There is a legend among the Inuit about the halo that appears around the sun. Known in some parts as siqiniup qilauta—roughly translated, “the sun’s drum”, it is a good sign; a symbol of good luck.
Siqiniup Qilauta or Sunsdrum is also the collective name of indigenous performers, Heidi Langille and Lynda Brown, who will be featured presenters at Imaginate: We All Have a Story, at Port Hope's Capitol Theatre on April 13, 2017.
Based in Ottawa, they have traveled nationally and internationally, demonstrating traditional and contemporary Inuit throat singing, drum dancing, and games—as well as providing interactive workshops on the history of the Inuit, and their current realities.
"We believe strongly in the strength and resiliency of
a cultural people that moved from igloo to iPod in such a short time."
Heidi Langille is an urban Inuk with family roots in Nunatsiavut. She is one of the founders of the Ottawa Inuit Children’s Centre which empowers Inuit families in Ottawa with many programs and services.
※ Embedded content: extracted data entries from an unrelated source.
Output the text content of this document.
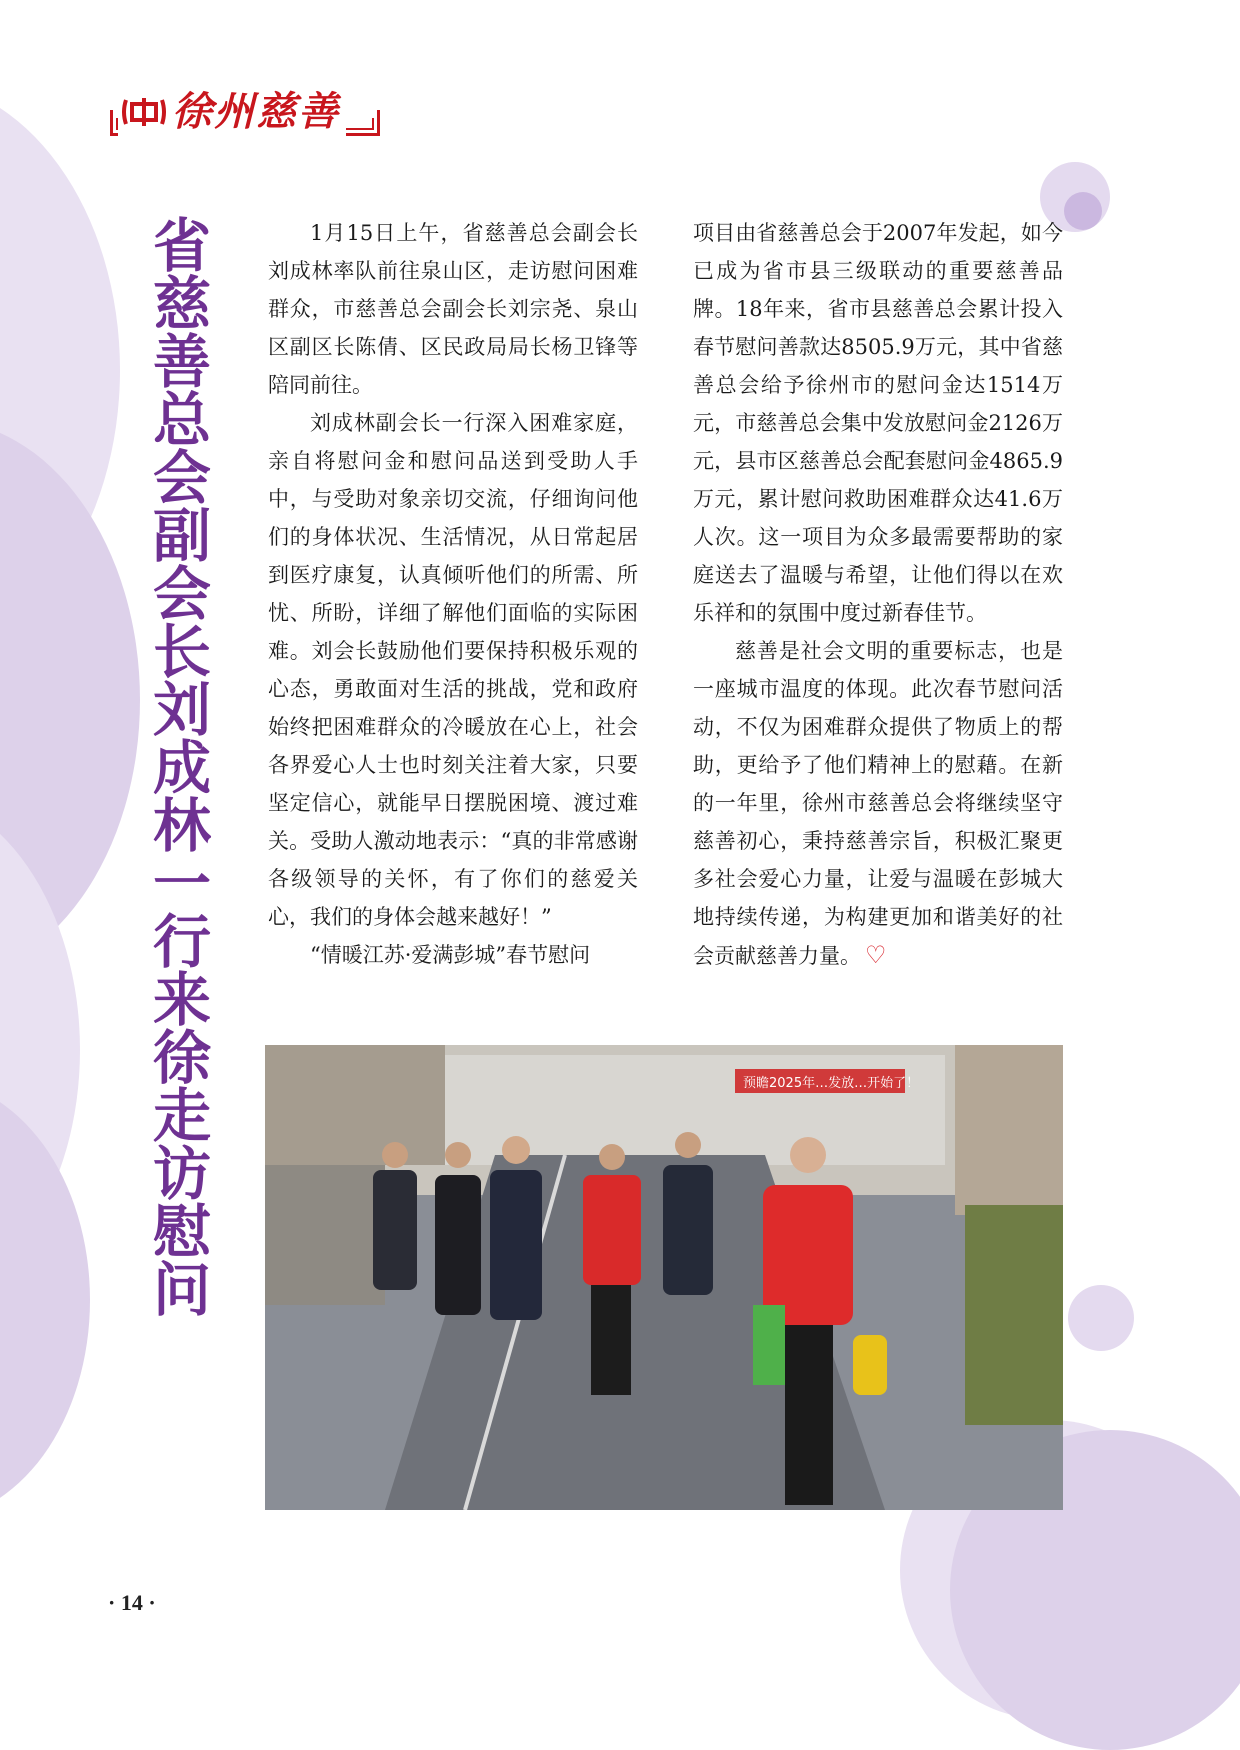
徐州慈善
省慈善总会副会长刘成林一行来徐走访慰问	1月15日上午，省慈善总会副会长刘成林率队前往泉山区，走访慰问困难群众，市慈善总会副会长刘宗尧、泉山区副区长陈倩、区民政局局长杨卫锋等陪同前往。

刘成林副会长一行深入困难家庭，亲自将慰问金和慰问品送到受助人手中，与受助对象亲切交流，仔细询问他们的身体状况、生活情况，从日常起居到医疗康复，认真倾听他们的所需、所忧、所盼，详细了解他们面临的实际困难。刘会长鼓励他们要保持积极乐观的心态，勇敢面对生活的挑战，党和政府始终把困难群众的冷暖放在心上，社会各界爱心人士也时刻关注着大家，只要坚定信心，就能早日摆脱困境、渡过难关。受助人激动地表示：“真的非常感谢各级领导的关怀，有了你们的慈爱关心，我们的身体会越来越好！”

“情暖江苏·爱满彭城”春节慰问

项目由省慈善总会于2007年发起，如今已成为省市县三级联动的重要慈善品牌。18年来，省市县慈善总会累计投入春节慰问善款达8505.9万元，其中省慈善总会给予徐州市的慰问金达1514万元，市慈善总会集中发放慰问金2126万元，县市区慈善总会配套慰问金4865.9万元，累计慰问救助困难群众达41.6万人次。这一项目为众多最需要帮助的家庭送去了温暖与希望，让他们得以在欢乐祥和的氛围中度过新春佳节。

慈善是社会文明的重要标志，也是一座城市温度的体现。此次春节慰问活动，不仅为困难群众提供了物质上的帮助，更给予了他们精神上的慰藉。在新的一年里，徐州市慈善总会将继续坚守慈善初心，秉持慈善宗旨，积极汇聚更多社会爱心力量，让爱与温暖在彭城大地持续传递，为构建更加和谐美好的社会贡献慈善力量。 ♡

预瞻2025年…发放…开始了！
· 14 ·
Heidi was nominated as one of the National Aboriginal Role Models in 2010–2011 which has enabled her to motivate and inspire Aboriginal youth across Canada.
Lynda Brown was born in Nunavut, her mother’s family originates from Pangnirtung, and her father is of Scottish descent. Upon graduating from Trent University with an Honours Bachelor of Arts degree in Native Studies and Psychology, she moved to the nation’s capital, home to the largest southern Inuit community, Lynda loves her work with the Ottawa Inuit Children’s Centre and volunteers her time, primarily focusing on Inuit women and children, with Inuit Non-Profit Housing Corporation.
Sunsdrum is a special presentation at this year's
IMAGINATE: We All Have a Story, by our partner sponsor, Adventure Canada, along with our host, David Newland, multi-talented ambassador for Adventure Canada.